Putting 24 strangers together in a basic, rural location might make good TV, but it’s a risky manoeuvre. Those who can’t hack it leave fairly swiftly, but the core that remain bond remarkably quickly. For the youngsters on the show, who seldom had to bother about other people in their former lives, this new sense of belonging is a joy to see.

2. Family matters

The Simpler Life also conveys the importance of family in a subtle, yet powerful, way. A particularly moving moment occurs when 28-year-old content creator, Victoria, develops a deep bond with Edna Miller, the Amish mother. Victoria opens up about her lack of close relationship with her own mother and, in Edna, she finds both a maternal figure and role model. Not to give away any spoilers, but when the Amish family leave the participants to their own devices and depart from the farm, I’d be surprised if any viewer does not feel compassion for Victoria. It really does feel like a family departure, with all the heartache that brings.

Forgoing modern comforts can be tough, especially if consolation cannot be found in the transcendent

While many singletons on the show are searching for meaning, the Millers have already found it. Other factors undoubtedly play into their contentment, but there’s no shying away from the happiness their family unit brings them.

3. Material detachment is possible

As Lent draws to a close and we reflect on the ways in which we’ve (inevitably) failed to keep up any Lenten penances we decided to adopt, we are reminded that, as Christians, we might not be as detached from the material world as we would like. But seeing 24 urbanites shipped off to rural Devon without phones, makeup or chocolate reminds us that material detachment is, in fact, possible.
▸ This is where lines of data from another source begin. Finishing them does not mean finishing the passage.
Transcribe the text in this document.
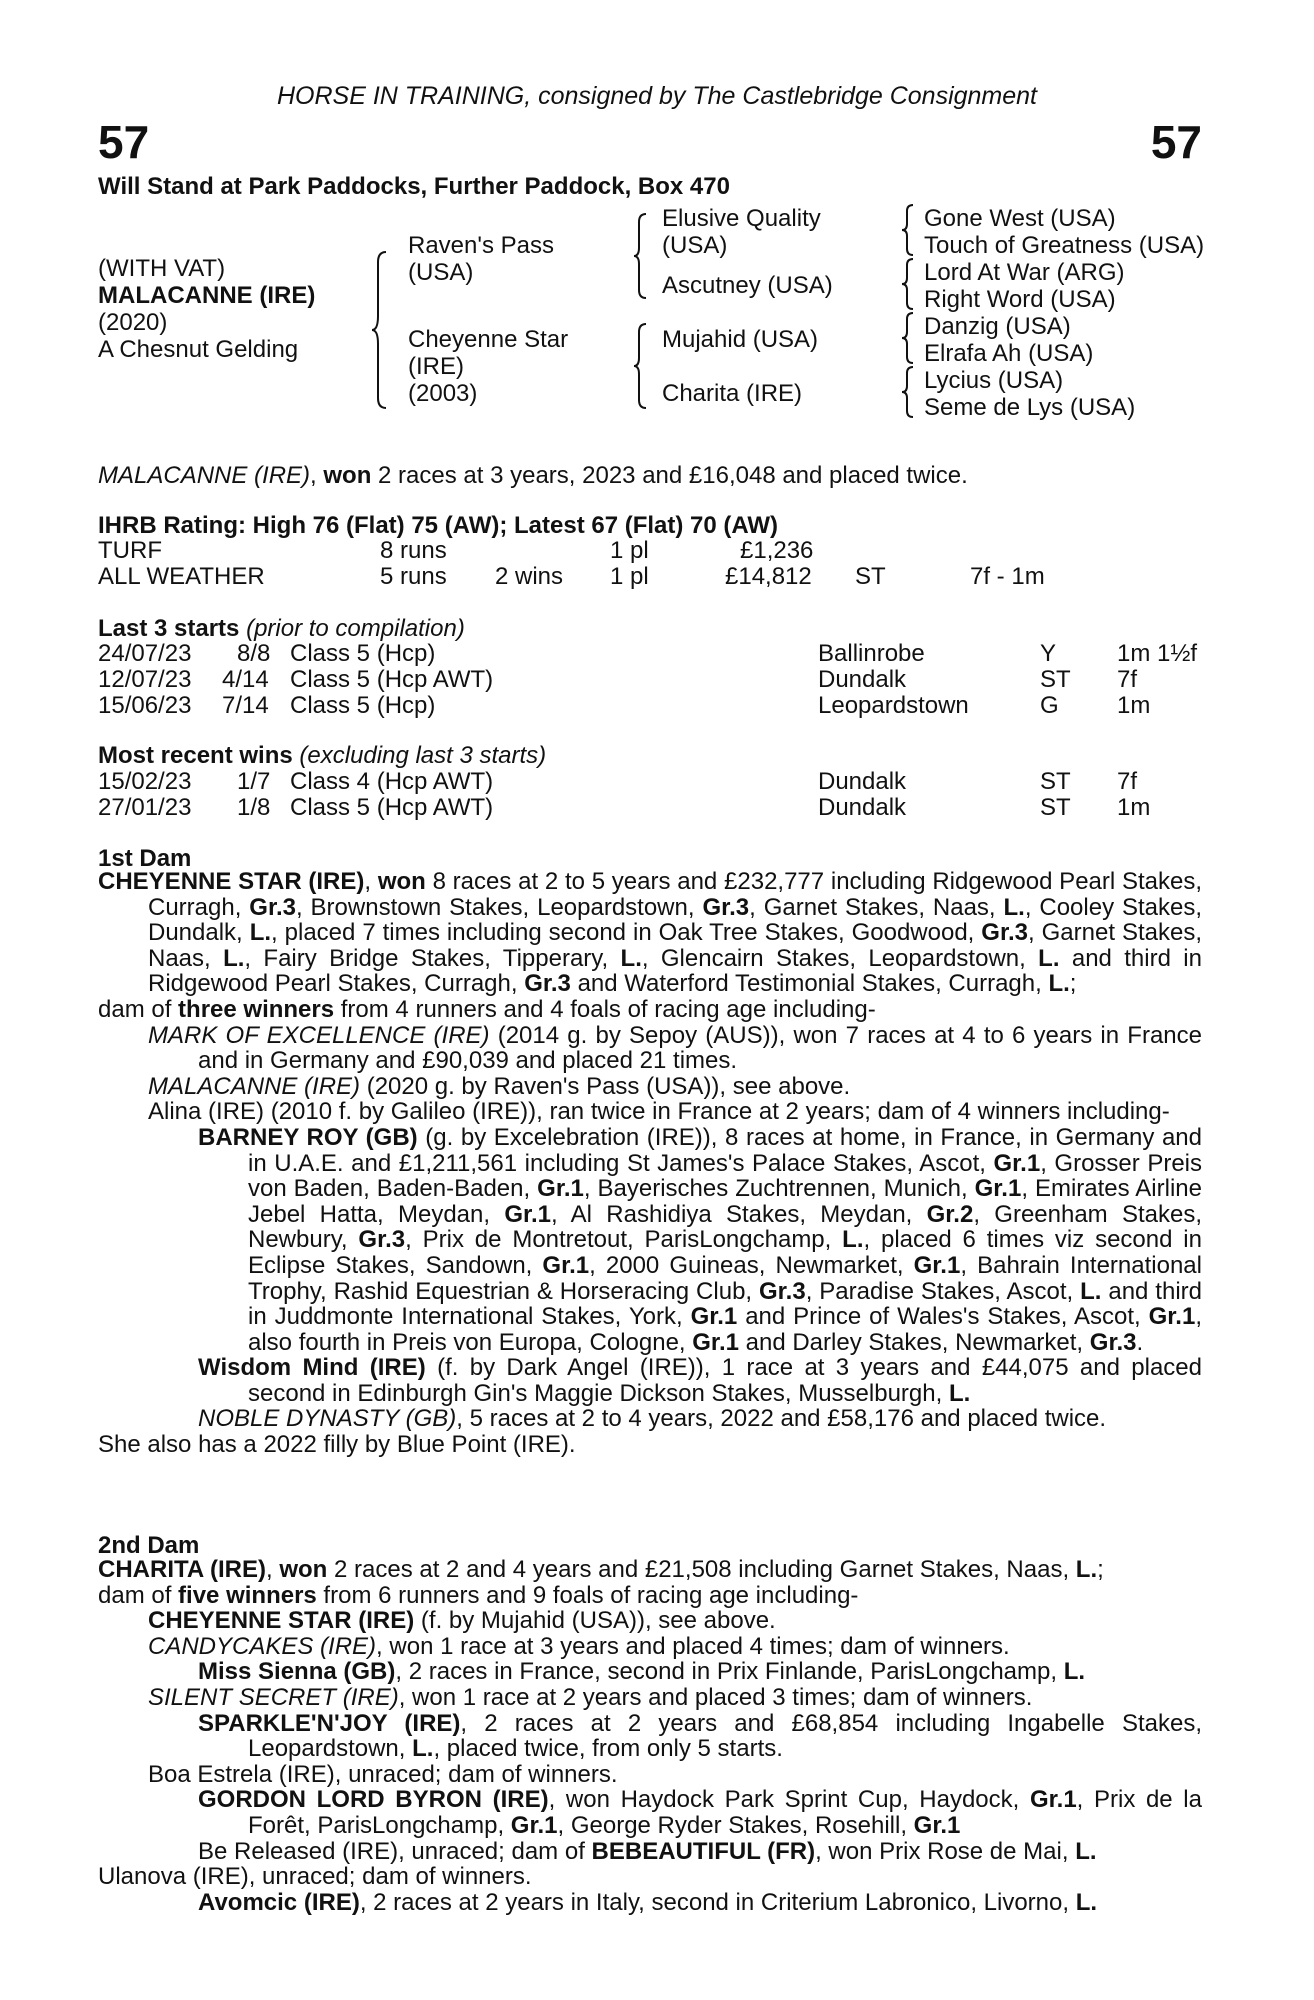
HORSE IN TRAINING, consigned by The Castlebridge Consignment
57	57
Will Stand at Park Paddocks, Further Paddock, Box 470
(WITH VAT)
MALACANNE (IRE)
(2020)
A Chesnut Gelding
Raven's Pass
(USA)
Cheyenne Star
(IRE)
(2003)
Elusive Quality
(USA)
Ascutney (USA)
Mujahid (USA)
Charita (IRE)
Gone West (USA)
Touch of Greatness (USA)
Lord At War (ARG)
Right Word (USA)
Danzig (USA)
Elrafa Ah (USA)
Lycius (USA)
Seme de Lys (USA)
MALACANNE (IRE), won 2 races at 3 years, 2023 and £16,048 and placed twice.
IHRB Rating: High 76 (Flat) 75 (AW); Latest 67 (Flat) 70 (AW)
TURF	8 runs	1 pl	£1,236
ALL WEATHER	5 runs 2 wins 1 pl	£14,812 ST	7f - 1m
Last 3 starts (prior to compilation)
24/07/23 8/8 Class 5 (Hcp)	Ballinrobe	Y	1m 1½f
12/07/23 4/14 Class 5 (Hcp AWT)	Dundalk	ST 7f
15/06/23 7/14 Class 5 (Hcp)	Leopardstown	G 1m
Most recent wins (excluding last 3 starts)
15/02/23 1/7 Class 4 (Hcp AWT)	Dundalk	ST 7f
27/01/23 1/8 Class 5 (Hcp AWT)	Dundalk	ST 1m
1st Dam
CHEYENNE STAR (IRE), won 8 races at 2 to 5 years and £232,777 including Ridgewood Pearl Stakes, Curragh, Gr.3, Brownstown Stakes, Leopardstown, Gr.3, Garnet Stakes, Naas, L., Cooley Stakes, Dundalk, L., placed 7 times including second in Oak Tree Stakes, Goodwood, Gr.3, Garnet Stakes, Naas, L., Fairy Bridge Stakes, Tipperary, L., Glencairn Stakes, Leopardstown, L. and third in Ridgewood Pearl Stakes, Curragh, Gr.3 and Waterford Testimonial Stakes, Curragh, L.;
dam of three winners from 4 runners and 4 foals of racing age including-
MARK OF EXCELLENCE (IRE) (2014 g. by Sepoy (AUS)), won 7 races at 4 to 6 years in France and in Germany and £90,039 and placed 21 times.
MALACANNE (IRE) (2020 g. by Raven's Pass (USA)), see above.
Alina (IRE) (2010 f. by Galileo (IRE)), ran twice in France at 2 years; dam of 4 winners including-
BARNEY ROY (GB) (g. by Excelebration (IRE)), 8 races at home, in France, in Germany and in U.A.E. and £1,211,561 including St James's Palace Stakes, Ascot, Gr.1, Grosser Preis von Baden, Baden-Baden, Gr.1, Bayerisches Zuchtrennen, Munich, Gr.1, Emirates Airline Jebel Hatta, Meydan, Gr.1, Al Rashidiya Stakes, Meydan, Gr.2, Greenham Stakes, Newbury, Gr.3, Prix de Montretout, ParisLongchamp, L., placed 6 times viz second in Eclipse Stakes, Sandown, Gr.1, 2000 Guineas, Newmarket, Gr.1, Bahrain International Trophy, Rashid Equestrian & Horseracing Club, Gr.3, Paradise Stakes, Ascot, L. and third in Juddmonte International Stakes, York, Gr.1 and Prince of Wales's Stakes, Ascot, Gr.1, also fourth in Preis von Europa, Cologne, Gr.1 and Darley Stakes, Newmarket, Gr.3.
Wisdom Mind (IRE) (f. by Dark Angel (IRE)), 1 race at 3 years and £44,075 and placed second in Edinburgh Gin's Maggie Dickson Stakes, Musselburgh, L.
NOBLE DYNASTY (GB), 5 races at 2 to 4 years, 2022 and £58,176 and placed twice.
She also has a 2022 filly by Blue Point (IRE).
2nd Dam
CHARITA (IRE), won 2 races at 2 and 4 years and £21,508 including Garnet Stakes, Naas, L.;
dam of five winners from 6 runners and 9 foals of racing age including-
CHEYENNE STAR (IRE) (f. by Mujahid (USA)), see above.
CANDYCAKES (IRE), won 1 race at 3 years and placed 4 times; dam of winners.
Miss Sienna (GB), 2 races in France, second in Prix Finlande, ParisLongchamp, L.
SILENT SECRET (IRE), won 1 race at 2 years and placed 3 times; dam of winners.
SPARKLE'N'JOY (IRE), 2 races at 2 years and £68,854 including Ingabelle Stakes, Leopardstown, L., placed twice, from only 5 starts.
Boa Estrela (IRE), unraced; dam of winners.
GORDON LORD BYRON (IRE), won Haydock Park Sprint Cup, Haydock, Gr.1, Prix de la Forêt, ParisLongchamp, Gr.1, George Ryder Stakes, Rosehill, Gr.1
Be Released (IRE), unraced; dam of BEBEAUTIFUL (FR), won Prix Rose de Mai, L.
Ulanova (IRE), unraced; dam of winners.
Avomcic (IRE), 2 races at 2 years in Italy, second in Criterium Labronico, Livorno, L.
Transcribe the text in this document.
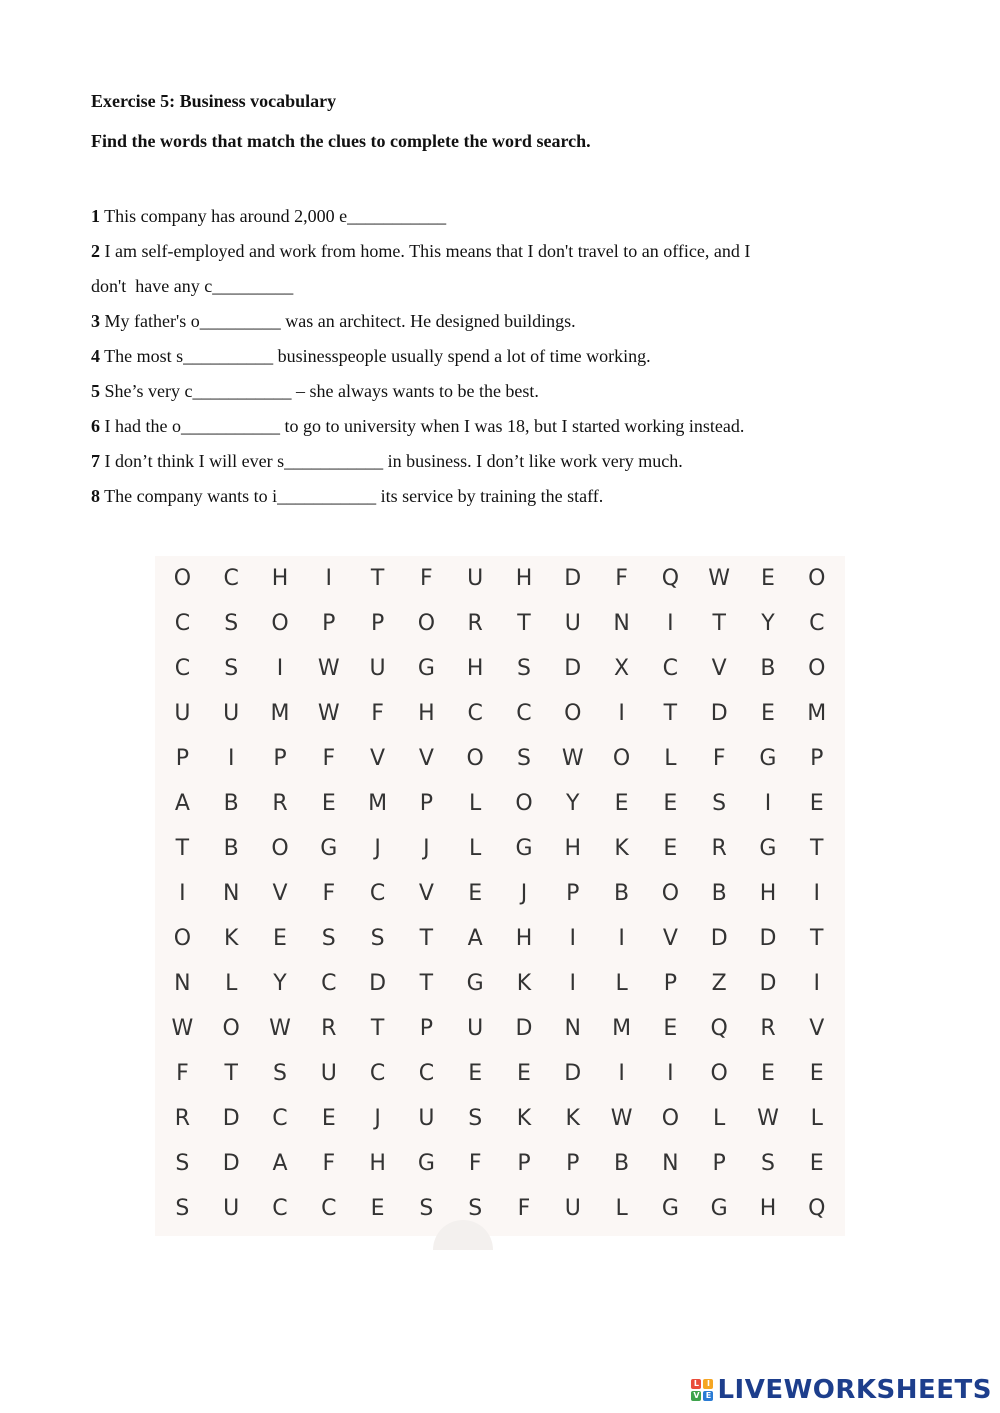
Exercise 5: Business vocabulary
Find the words that match the clues to complete the word search.

1 This company has around 2,000 e___________

2 I am self-employed and work from home. This means that I don't travel to an office, and I

don't  have any c_________

3 My father's o_________ was an architect. He designed buildings.

4 The most s__________ businesspeople usually spend a lot of time working.

5 She’s very c___________ – she always wants to be the best.

6 I had the o___________ to go to university when I was 18, but I started working instead.

7 I don’t think I will ever s___________ in business. I don’t like work very much.

8 The company wants to i___________ its service by training the staff.

O	C	H	I	T	F	U	H	D	F	Q	W	E	O
C	S	O	P	P	O	R	T	U	N	I	T	Y	C
C	S	I	W	U	G	H	S	D	X	C	V	B	O
U	U	M	W	F	H	C	C	O	I	T	D	E	M
P	I	P	F	V	V	O	S	W	O	L	F	G	P
A	B	R	E	M	P	L	O	Y	E	E	S	I	E
T	B	O	G	J	J	L	G	H	K	E	R	G	T
I	N	V	F	C	V	E	J	P	B	O	B	H	I
O	K	E	S	S	T	A	H	I	I	V	D	D	T
N	L	Y	C	D	T	G	K	I	L	P	Z	D	I
W	O	W	R	T	P	U	D	N	M	E	Q	R	V
F	T	S	U	C	C	E	E	D	I	I	O	E	E
R	D	C	E	J	U	S	K	K	W	O	L	W	L
S	D	A	F	H	G	F	P	P	B	N	P	S	E
S	U	C	C	E	S	S	F	U	L	G	G	H	Q
L I
V E LIVEWORKSHEETS
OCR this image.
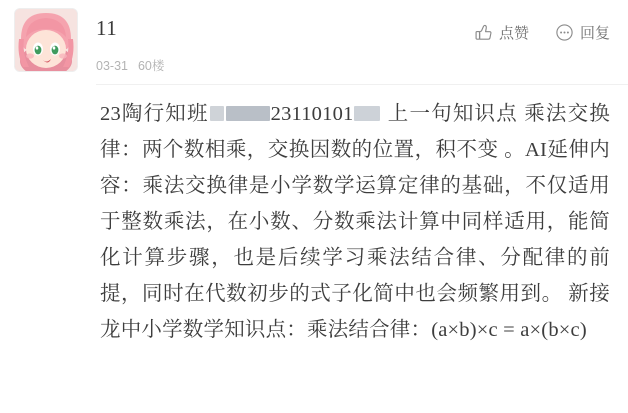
11
03-31 60楼
点赞	回复
23陶行知班	23110101 上一句知识点 乘法交换律：两个数相乘，交换因数的位置，积不变 。AI延伸内容：乘法交换律是小学数学运算定律的基础，不仅适用于整数乘法，在小数、分数乘法计算中同样适用，能简化计算步骤，也是后续学习乘法结合律、分配律的前提，同时在代数初步的式子化简中也会频繁用到。 新接龙中小学数学知识点：乘法结合律：(a×b)×c = a×(b×c)
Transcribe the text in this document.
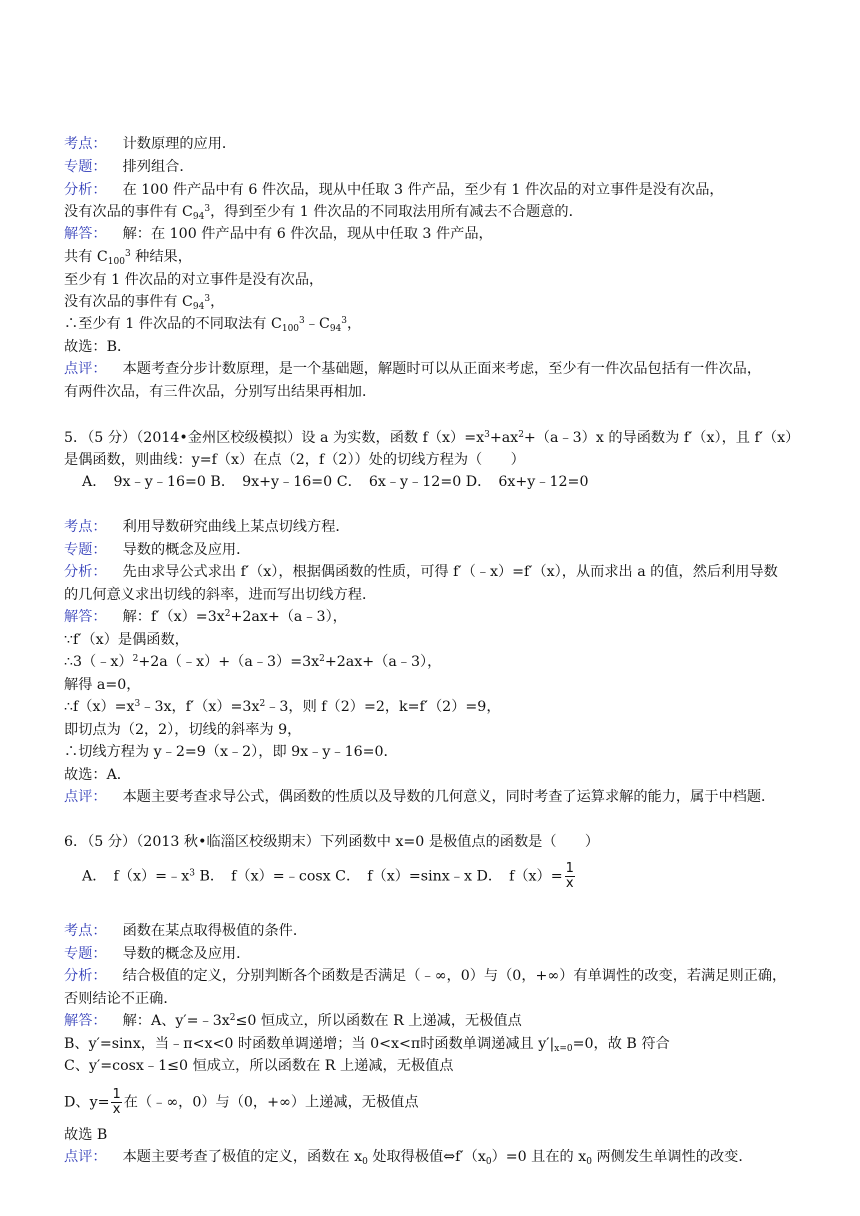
考点： 计数原理的应用．
专题： 排列组合．
分析： 在 100 件产品中有 6 件次品，现从中任取 3 件产品，至少有 1 件次品的对立事件是没有次品，
没有次品的事件有 $C_{94}^3$，得到至少有 1 件次品的不同取法用所有减去不合题意的．
解答： 解：在 100 件产品中有 6 件次品，现从中任取 3 件产品，
共有 $C_{100}^3$ 种结果，
至少有 1 件次品的对立事件是没有次品，
没有次品的事件有 $C_{94}^3$，
∴至少有 1 件次品的不同取法有 $C_{100}^3﹣C_{94}^3$，
故选：B．
点评： 本题考查分步计数原理，是一个基础题，解题时可以从正面来考虑，至少有一件次品包括有一件次品，
有两件次品，有三件次品，分别写出结果再相加．
5．（5 分）（2014•金州区校级模拟）设 a 为实数，函数 $f(x)=x^3+ax^2+(a﹣3)x$ 的导函数为 f′（x），且 f′（x）
是偶函数，则曲线：y=f（x）在点（2，f（2））处的切线方程为（　　）
A．　9x﹣y﹣16=0 B．　9x+y﹣16=0 C．　6x﹣y﹣12=0 D．　6x+y﹣12=0
考点： 利用导数研究曲线上某点切线方程．
专题： 导数的概念及应用．
分析： 先由求导公式求出 f′（x），根据偶函数的性质，可得 f′（﹣x）=f′（x），从而求出 a 的值，然后利用导数
的几何意义求出切线的斜率，进而写出切线方程．
解答： 解：$f'(x)=3x^2+2ax+(a﹣3)$，
∵f′（x）是偶函数，
$\therefore 3(﹣x)^2+2a(﹣x)+(a﹣3)=3x^2+2ax+(a﹣3)$，
解得 a=0，
$\therefore f(x)=x^3﹣3x$，$f'(x)=3x^2﹣3$，则 f（2）=2，k=f′（2）=9，
即切点为（2，2），切线的斜率为 9，
∴切线方程为 y﹣2=9（x﹣2），即 9x﹣y﹣16=0．
故选：A．
点评： 本题主要考查求导公式，偶函数的性质以及导数的几何意义，同时考查了运算求解的能力，属于中档题．
6．（5 分）（2013 秋•临淄区校级期末）下列函数中 x=0 是极值点的函数是（　　）
A．　$f(x)=﹣x^3$ B．　f（x）=﹣cosx C．　f（x）=sinx﹣x D．　$f(x)= \frac{1}{x}$
考点： 函数在某点取得极值的条件．
专题： 导数的概念及应用．
分析： 结合极值的定义，分别判断各个函数是否满足（﹣∞，0）与（0，+∞）有单调性的改变，若满足则正确，
否则结论不正确．
解答： 解：A、$y'=﹣3x^2\le 0$ 恒成立，所以函数在 R 上递减，无极值点
B、y′=sinx，当﹣π<x<0 时函数单调递增；当 0<x<π时函数单调递减且 $y'|_{x=0}=0$，故 B 符合
C、y′=cosx﹣1≤0 恒成立，所以函数在 R 上递减，无极值点
D、$y= \frac{1}{x}$ 在（﹣∞，0）与（0，+∞）上递减，无极值点
故选 B
点评： 本题主要考查了极值的定义，函数在 $x_0$ 处取得极值$\Leftrightarrow f'(x_0)=0$ 且在的 $x_0$ 两侧发生单调性的改变．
Some participants have a harder time adjusting than others, but a strong core succeed. “We need food. We don’t need alcohol,” is one revelation made by a participant when arguing starts over whether a few beers could be introduced to the farm. Some other participants want a radio, to dance or keep up with the footie, but later, the radio is returned and a renewed commitment to a lack of materiality is made. Any Christian could learn a thing or two from these Amish LARPers about living simply.

4. Traditional can be good

In order to fully embrace their Amish lifestyle, the contestants get stuck into traditional gender roles. With the women in the kitchen, cooking and doing the laundry, the men show off their brawn in the fields. For some, being confined to kitchen chores is aggravating but, for many, the roles are liberating, offering the opportunity to foster fraternal or sororal bonds. In such circumstances, the gender stereotypes seem less cliché and more of a chance to learn something about oneself in a supportive environment. Far from finding it stifling, one participant reflects that she’s discovered she can be a “homemaker”.

For a 21st Century TV show - on Channel 4 no less - to present seemingly-outdated stereotypes in a neutral, and arguably positive, way makes a pleasant change. While I hope The Simpler Life doesn’t send girls running to the laundry room, if it reduces the taboo surrounding individuals freely choosing a home-centred way of life (should they wish for it), I’m glad.

5. It doesn’t always go to plan

The Simpler Life clearly communicates the message that we do not always get it right. The lifestyle does not agree with everyone - in fact, the dropout rate is high and departures happen quickly. Without faith in God as a driving force for withdrawing from the modern world, such a low success rate is perhaps not too surprising. Forgoing modern comforts can be tough at the best of times, let alone if consolation cannot be found in the transcendent. But ultimately, the participants are there to learn, and it’s good to see those who persevere when things don’t go to plan.

Tears, stress and cross words may get in the way of perfect harmony, but this is real life. The Simpler Life reveals human brokenness but also the resolve to improve. In short, it shows hope.

It’s more than just the scientific community who can learn a thing or two from this Amish reality TV experiment. Watching others adapt to a simpler way of life can remind Christians of its value too. Who knows, it might even have a few of us homesteading by the end of the series.